Publishing Partner: OCA, Office for Contemporary Art Norway
Design: Hans Gremmen
August 2022, Valiz in collaboration with OCA, Office for Contemporary Art Norway | Pb | 384 pp. | 28 x 20cm (h x w) | English | ISBN 978-94-93246-02-7 | € 29,90
Solidarity has re-entered the global zeitgeist with resounding force in the last decades and is especially urgent to consider today. Yet this concept – both a potent ideal and a slippery notion – is one of the least analysed within the arts. Why? It is perhaps because colonialism, Neoliberalism, hyper-individualism and Western-centred concepts of art have eroded visions of a care-based society. Creating a fair and vital social fabric inspired by mutual dependencies between living beings and all entities including fauna, flora, air, land and water, is fundamental for our collective existence.

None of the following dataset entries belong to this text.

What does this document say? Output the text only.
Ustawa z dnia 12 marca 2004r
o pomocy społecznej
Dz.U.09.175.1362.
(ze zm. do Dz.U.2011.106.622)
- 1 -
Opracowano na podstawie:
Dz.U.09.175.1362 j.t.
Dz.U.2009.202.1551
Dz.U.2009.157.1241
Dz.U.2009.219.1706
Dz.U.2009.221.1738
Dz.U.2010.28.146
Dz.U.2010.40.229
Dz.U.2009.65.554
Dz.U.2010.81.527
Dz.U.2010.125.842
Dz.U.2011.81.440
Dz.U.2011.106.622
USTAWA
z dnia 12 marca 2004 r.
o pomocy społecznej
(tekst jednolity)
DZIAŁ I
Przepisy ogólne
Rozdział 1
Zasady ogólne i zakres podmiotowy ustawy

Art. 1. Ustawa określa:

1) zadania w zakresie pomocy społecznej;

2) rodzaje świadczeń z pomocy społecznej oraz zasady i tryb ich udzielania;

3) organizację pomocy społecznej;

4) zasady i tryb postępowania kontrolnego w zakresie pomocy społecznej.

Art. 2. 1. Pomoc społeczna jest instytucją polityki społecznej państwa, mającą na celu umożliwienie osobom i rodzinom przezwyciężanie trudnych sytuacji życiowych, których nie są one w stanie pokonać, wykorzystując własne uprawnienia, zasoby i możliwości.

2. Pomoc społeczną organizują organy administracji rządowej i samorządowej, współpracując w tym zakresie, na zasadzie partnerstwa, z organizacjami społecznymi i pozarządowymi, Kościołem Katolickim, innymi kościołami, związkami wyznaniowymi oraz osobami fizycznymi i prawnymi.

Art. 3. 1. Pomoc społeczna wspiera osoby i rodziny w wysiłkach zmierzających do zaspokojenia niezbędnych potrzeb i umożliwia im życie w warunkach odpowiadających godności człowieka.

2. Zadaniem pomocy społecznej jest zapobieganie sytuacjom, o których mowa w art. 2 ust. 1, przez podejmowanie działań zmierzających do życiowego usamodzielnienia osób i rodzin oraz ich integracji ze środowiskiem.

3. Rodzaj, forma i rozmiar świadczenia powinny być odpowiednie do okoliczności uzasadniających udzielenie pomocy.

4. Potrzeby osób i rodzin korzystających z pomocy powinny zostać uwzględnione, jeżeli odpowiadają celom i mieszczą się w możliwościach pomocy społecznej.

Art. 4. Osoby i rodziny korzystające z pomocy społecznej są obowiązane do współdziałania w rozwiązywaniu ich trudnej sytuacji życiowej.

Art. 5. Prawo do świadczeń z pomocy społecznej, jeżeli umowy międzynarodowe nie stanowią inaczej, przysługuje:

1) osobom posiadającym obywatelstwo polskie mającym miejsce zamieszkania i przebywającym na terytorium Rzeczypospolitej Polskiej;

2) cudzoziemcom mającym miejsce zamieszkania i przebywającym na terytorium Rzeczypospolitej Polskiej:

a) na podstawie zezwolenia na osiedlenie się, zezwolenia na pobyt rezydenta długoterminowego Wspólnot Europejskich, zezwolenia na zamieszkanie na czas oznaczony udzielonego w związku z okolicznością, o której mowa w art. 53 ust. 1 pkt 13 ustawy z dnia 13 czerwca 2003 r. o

A critical toolbox with intersectional perspectives is needed to examine this minefield and reveal meaningful and inspiring narratives that can guide our future.

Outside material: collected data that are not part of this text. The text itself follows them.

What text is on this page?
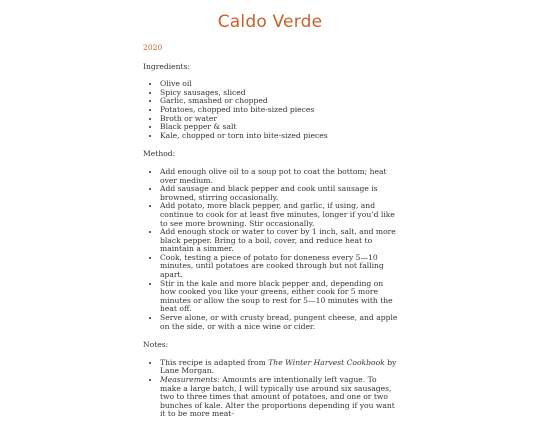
Caldo Verde
2020

Ingredients:

• Olive oil
• Spicy sausages, sliced
• Garlic, smashed or chopped
• Potatoes, chopped into bite-sized pieces
• Broth or water
• Black pepper & salt
• Kale, chopped or torn into bite-sized pieces

Method:

• Add enough olive oil to a soup pot to coat the bottom; heat over medium.
• Add sausage and black pepper and cook until sausage is browned, stirring occasionally.
• Add potato, more black pepper, and garlic, if using, and continue to cook for at least five minutes, longer if you’d like to see more browning. Stir occasionally.
• Add enough stock or water to cover by 1 inch, salt, and more black pepper. Bring to a boil, cover, and reduce heat to maintain a simmer.
• Cook, testing a piece of potato for doneness every 5—10 minutes, until potatoes are cooked through but not falling apart.
• Stir in the kale and more black pepper and, depending on how cooked you like your greens, either cook for 5 more minutes or allow the soup to rest for 5—10 minutes with the heat off.
• Serve alone, or with crusty bread, pungent cheese, and apple on the side, or with a nice wine or cider.

Notes:

• This recipe is adapted from The Winter Harvest Cookbook by Lane Morgan.
• Measurements: Amounts are intentionally left vague. To make a large batch, I will typically use around six sausages, two to three times that amount of potatoes, and one or two bunches of kale. Alter the proportions depending if you want it to be more meat-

Working with these complexities, this Reader considers the agency that artists, collectives and art institutions have generated from the 1970s to today to build the radical imaginaries of care and solidarity needed to transform the conditions of our collective existence in the face of local and global crises. Presenting new and historical material, the Reader narrates a series of stories of solidarity across geographies in relation to emergencies connected to ecocide, femicide, genocide, migration, neocolonialism, inter-religious conflicts, class divisions and heteronormativity, amongst others. It also gives a central place to Indigenous perspectives rarely considered when discussing solidarity in the arts.